Parameter analysis with the best sets, got from the confidence interval. Put the models, quorum and subpopulations together. This did not work out the first time, but the second it did.

September

Week 1

plot normal distributions of the separate systems.

Week 2

look for differences in production of GFP by tweaking the parameters. Chose the best sets to work with for the combined system. Found four sets that can give the responses we want.

Week 3

Calculate growth rate for the e. coli used by Thomas.

Week 4

Tried the Event function in Matlab to generate oscillations in the system. This failed due to the fact that it could be only used for single cells and not for multi cell populations. We did not know that this was a limitation of the function. Try to look at the effect of the total volume for a single cell and multicell, but the multicell was not possible.

October

Week 1

I got a code for generating oscillations from my supervisor, but it needed to be debugged. So I spended the week on doing this myself and together with my supervisor. Make a heatmap for the subpopulation system about the ratio of lambda-cl and 434 compared to the RFP production.

Week 2

look at ratios lambda-cl and 434 to compare with the data Thomas got from the lab. He used a library for the promoter from the subpopulation system. Tried to simulate the combined model with total RFP.

Beehave

July

Week 4

Orientation literature research, found articles on BEEHAVE model. Proceeded to read the modeling articles BEEHAVE is based on. Also installed NetLogo and ran a few standard simulations.

August

Week 1

Started looking into BEEHAVE model and figuring out how to integrate BeeT into it. Identified ways of adding mite mortality to the model. Made a very rough first approximation of mite mortality and fixed resultant bugs.

Week 2

Start looking into how to have transport BeeT into the hive.

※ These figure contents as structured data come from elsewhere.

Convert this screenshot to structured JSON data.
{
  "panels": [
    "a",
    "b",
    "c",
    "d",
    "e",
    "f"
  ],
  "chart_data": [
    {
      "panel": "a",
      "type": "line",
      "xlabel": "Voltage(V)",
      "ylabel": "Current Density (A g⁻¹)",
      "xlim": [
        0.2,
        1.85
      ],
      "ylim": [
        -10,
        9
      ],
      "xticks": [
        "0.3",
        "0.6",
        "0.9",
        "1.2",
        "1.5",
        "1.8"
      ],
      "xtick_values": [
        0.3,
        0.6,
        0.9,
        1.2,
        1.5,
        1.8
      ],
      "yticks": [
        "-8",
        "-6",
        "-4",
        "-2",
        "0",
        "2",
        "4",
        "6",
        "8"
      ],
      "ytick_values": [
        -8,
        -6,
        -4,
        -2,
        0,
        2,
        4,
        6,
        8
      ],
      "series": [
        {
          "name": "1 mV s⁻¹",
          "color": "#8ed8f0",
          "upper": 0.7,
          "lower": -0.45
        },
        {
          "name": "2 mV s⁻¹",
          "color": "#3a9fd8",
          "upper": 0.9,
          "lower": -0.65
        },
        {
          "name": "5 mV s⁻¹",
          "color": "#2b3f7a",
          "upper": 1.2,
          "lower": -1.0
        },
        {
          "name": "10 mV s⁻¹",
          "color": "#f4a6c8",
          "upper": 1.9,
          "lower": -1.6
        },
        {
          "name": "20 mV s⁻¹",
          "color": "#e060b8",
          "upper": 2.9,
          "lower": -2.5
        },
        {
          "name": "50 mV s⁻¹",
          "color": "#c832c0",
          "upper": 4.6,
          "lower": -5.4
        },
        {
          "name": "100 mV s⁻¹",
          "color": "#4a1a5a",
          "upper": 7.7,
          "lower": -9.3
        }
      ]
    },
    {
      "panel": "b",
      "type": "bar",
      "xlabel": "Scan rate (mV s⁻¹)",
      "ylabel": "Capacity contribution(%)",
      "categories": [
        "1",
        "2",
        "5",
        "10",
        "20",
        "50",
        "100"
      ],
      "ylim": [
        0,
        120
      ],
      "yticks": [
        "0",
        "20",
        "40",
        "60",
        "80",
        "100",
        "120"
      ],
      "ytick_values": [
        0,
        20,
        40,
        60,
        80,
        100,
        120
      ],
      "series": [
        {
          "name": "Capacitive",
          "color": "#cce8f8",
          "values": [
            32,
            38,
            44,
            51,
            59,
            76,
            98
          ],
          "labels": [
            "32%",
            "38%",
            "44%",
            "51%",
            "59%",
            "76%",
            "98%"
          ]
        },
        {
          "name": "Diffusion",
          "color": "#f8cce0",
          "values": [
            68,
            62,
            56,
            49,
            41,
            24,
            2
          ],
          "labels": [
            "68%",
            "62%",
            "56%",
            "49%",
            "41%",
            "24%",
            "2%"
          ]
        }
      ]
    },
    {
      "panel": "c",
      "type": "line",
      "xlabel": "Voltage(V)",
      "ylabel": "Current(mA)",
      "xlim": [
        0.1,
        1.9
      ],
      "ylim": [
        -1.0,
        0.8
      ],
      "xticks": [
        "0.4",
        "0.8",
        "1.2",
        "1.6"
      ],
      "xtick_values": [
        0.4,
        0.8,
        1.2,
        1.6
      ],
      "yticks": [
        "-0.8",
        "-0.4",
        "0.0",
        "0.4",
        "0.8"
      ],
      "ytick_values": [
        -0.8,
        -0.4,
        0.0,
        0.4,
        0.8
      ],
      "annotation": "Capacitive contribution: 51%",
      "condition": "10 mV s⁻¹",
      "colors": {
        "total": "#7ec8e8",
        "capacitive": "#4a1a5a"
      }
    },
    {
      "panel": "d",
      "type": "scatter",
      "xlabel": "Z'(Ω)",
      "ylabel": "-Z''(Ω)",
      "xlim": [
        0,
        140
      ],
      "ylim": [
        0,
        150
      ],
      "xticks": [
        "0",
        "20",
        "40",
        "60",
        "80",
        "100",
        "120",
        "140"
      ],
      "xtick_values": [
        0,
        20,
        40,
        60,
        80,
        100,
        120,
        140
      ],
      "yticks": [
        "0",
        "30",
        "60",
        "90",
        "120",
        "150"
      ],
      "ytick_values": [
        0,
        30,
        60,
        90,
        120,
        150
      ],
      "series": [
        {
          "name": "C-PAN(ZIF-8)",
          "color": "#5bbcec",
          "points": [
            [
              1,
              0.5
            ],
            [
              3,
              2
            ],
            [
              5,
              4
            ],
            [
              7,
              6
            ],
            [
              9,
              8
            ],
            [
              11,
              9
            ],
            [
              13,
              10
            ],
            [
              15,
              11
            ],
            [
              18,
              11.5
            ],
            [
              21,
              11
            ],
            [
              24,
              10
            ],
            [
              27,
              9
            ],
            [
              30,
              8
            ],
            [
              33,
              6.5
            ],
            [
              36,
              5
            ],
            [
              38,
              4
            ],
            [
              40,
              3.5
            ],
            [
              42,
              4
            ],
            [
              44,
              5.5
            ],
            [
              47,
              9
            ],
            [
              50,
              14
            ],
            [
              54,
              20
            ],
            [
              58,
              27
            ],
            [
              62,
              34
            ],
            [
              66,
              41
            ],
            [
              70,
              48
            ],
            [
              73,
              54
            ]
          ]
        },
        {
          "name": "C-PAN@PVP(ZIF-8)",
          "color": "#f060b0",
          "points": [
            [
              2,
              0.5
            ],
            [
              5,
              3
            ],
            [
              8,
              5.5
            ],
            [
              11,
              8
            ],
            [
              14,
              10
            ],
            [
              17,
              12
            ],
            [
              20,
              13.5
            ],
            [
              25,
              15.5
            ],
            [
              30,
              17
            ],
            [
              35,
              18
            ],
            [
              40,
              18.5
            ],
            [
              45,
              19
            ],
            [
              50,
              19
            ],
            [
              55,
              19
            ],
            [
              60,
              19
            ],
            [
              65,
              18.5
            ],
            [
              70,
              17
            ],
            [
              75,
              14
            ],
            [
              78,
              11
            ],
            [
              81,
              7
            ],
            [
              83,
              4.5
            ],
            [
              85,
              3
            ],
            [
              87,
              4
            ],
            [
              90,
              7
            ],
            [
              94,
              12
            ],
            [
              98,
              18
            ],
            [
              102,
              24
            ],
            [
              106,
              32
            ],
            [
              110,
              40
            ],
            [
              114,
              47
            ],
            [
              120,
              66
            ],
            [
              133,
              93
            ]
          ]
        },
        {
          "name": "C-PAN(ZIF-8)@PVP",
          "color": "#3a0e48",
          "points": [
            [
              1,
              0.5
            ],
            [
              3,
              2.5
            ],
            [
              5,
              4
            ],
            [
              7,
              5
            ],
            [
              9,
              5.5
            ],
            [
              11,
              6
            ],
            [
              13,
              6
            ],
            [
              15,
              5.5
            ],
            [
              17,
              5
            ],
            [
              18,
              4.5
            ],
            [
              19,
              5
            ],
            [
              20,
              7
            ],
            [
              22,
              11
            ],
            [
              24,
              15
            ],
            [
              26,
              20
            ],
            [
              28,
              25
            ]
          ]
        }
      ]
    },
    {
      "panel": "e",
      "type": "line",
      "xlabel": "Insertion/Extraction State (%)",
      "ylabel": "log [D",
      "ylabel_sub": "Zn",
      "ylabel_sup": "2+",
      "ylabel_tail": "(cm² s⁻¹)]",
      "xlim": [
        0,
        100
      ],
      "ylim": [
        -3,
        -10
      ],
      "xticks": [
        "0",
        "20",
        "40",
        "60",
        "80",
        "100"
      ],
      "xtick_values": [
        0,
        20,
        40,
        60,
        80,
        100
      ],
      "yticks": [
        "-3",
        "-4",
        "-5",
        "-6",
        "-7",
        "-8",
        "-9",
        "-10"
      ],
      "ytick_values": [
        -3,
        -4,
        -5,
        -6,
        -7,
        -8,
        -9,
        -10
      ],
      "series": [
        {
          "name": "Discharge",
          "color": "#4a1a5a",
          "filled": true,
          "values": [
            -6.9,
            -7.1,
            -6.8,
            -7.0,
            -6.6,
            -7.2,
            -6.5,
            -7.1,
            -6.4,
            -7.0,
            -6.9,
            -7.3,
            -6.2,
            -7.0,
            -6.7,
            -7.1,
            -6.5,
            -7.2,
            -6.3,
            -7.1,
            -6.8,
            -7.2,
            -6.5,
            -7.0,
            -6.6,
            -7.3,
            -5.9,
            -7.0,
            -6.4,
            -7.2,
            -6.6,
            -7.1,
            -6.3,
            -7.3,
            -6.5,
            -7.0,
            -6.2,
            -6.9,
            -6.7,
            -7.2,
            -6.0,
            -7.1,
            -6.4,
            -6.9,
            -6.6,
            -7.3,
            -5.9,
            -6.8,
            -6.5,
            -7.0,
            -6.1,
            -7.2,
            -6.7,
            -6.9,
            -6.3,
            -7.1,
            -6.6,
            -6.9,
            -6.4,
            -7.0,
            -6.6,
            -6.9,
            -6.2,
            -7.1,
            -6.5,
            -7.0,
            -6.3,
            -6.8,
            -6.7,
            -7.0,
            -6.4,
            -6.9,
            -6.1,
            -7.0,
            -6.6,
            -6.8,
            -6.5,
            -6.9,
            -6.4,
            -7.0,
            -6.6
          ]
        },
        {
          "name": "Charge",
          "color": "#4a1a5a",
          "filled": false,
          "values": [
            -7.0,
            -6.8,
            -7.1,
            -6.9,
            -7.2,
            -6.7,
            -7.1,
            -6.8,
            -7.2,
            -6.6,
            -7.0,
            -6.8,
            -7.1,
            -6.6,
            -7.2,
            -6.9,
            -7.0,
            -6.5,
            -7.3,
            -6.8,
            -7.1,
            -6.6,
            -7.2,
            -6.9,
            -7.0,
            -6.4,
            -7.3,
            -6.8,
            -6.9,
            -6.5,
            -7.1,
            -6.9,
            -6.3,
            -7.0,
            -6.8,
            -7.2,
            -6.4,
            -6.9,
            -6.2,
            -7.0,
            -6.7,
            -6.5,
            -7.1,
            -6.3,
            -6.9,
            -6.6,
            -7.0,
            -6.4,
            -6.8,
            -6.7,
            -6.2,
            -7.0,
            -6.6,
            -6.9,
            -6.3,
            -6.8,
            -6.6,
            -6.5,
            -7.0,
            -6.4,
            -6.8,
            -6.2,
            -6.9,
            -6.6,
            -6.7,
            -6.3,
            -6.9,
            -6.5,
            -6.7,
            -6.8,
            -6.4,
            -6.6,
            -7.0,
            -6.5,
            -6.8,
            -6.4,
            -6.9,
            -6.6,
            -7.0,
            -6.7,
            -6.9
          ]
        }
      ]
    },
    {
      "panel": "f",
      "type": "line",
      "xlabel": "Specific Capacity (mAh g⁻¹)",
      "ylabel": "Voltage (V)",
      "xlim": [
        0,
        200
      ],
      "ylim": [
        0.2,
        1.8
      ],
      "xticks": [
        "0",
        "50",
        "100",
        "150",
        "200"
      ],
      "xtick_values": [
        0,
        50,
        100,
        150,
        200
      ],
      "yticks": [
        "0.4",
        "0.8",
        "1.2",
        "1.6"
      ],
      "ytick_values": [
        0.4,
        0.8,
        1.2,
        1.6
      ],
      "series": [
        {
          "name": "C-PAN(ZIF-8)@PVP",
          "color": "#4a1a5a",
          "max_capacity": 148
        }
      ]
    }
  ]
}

Initial idea is to add an additional 'BeeT' patch, turns out patches are hard coded into the model and adding in a new one is difficult. Got started with a new BeeT module 'BeeTproc' since the changing the patch was a dead end.

Week 3

Started using a local github depository since changes were getting difficult to keep track of. Added comments to all the code I added and put everything into github. Also coupled BeeT in the hive to mite mortality. Added period at which BeeT patch is present.

Week 4

Worked on getting initial results by increasing year round mite mortality, worked on understanding RNetLogo and getting some statistics for results. More background literature research as many aspects of system still unclear

September

Week 1

Had a call with a beekeeper (Johan Calis) and based on that call found articles regarding sugar water transport in the hive. Started working on alternative application method using bee bread.

Week 2

Added in degradation for BeeT in the patch and the hive. Started adding in code to handle bee bread. Unclear how to determine how much ends up at the larvae.

Week 3

Realised that consumption of pollen and sugar water is included in BEEHAVE. Proceed to couple BeeT transport in the hive to consumption patterns of bees and larvae. Fixing more bugs.

Week 4

Finish up final version of BeeT module, include reporters to make sure everything works correctly. General cleanup of code. Get access to server and start figuring out how parallel works.

October

Week 1

Find bugs in my RNetLogo code related to the server. Waste time tracking them down and fixing them. Mess up parallel so that it repeats the same code 20 times instead of breaking it up into 20 pieces. Improving R code so I can save results while parallel is running. Start running code on server.

Week 2

Start writing wiki related material. Get results from the server and start analyses. Run more in depth runs to figure out what is going on exactly.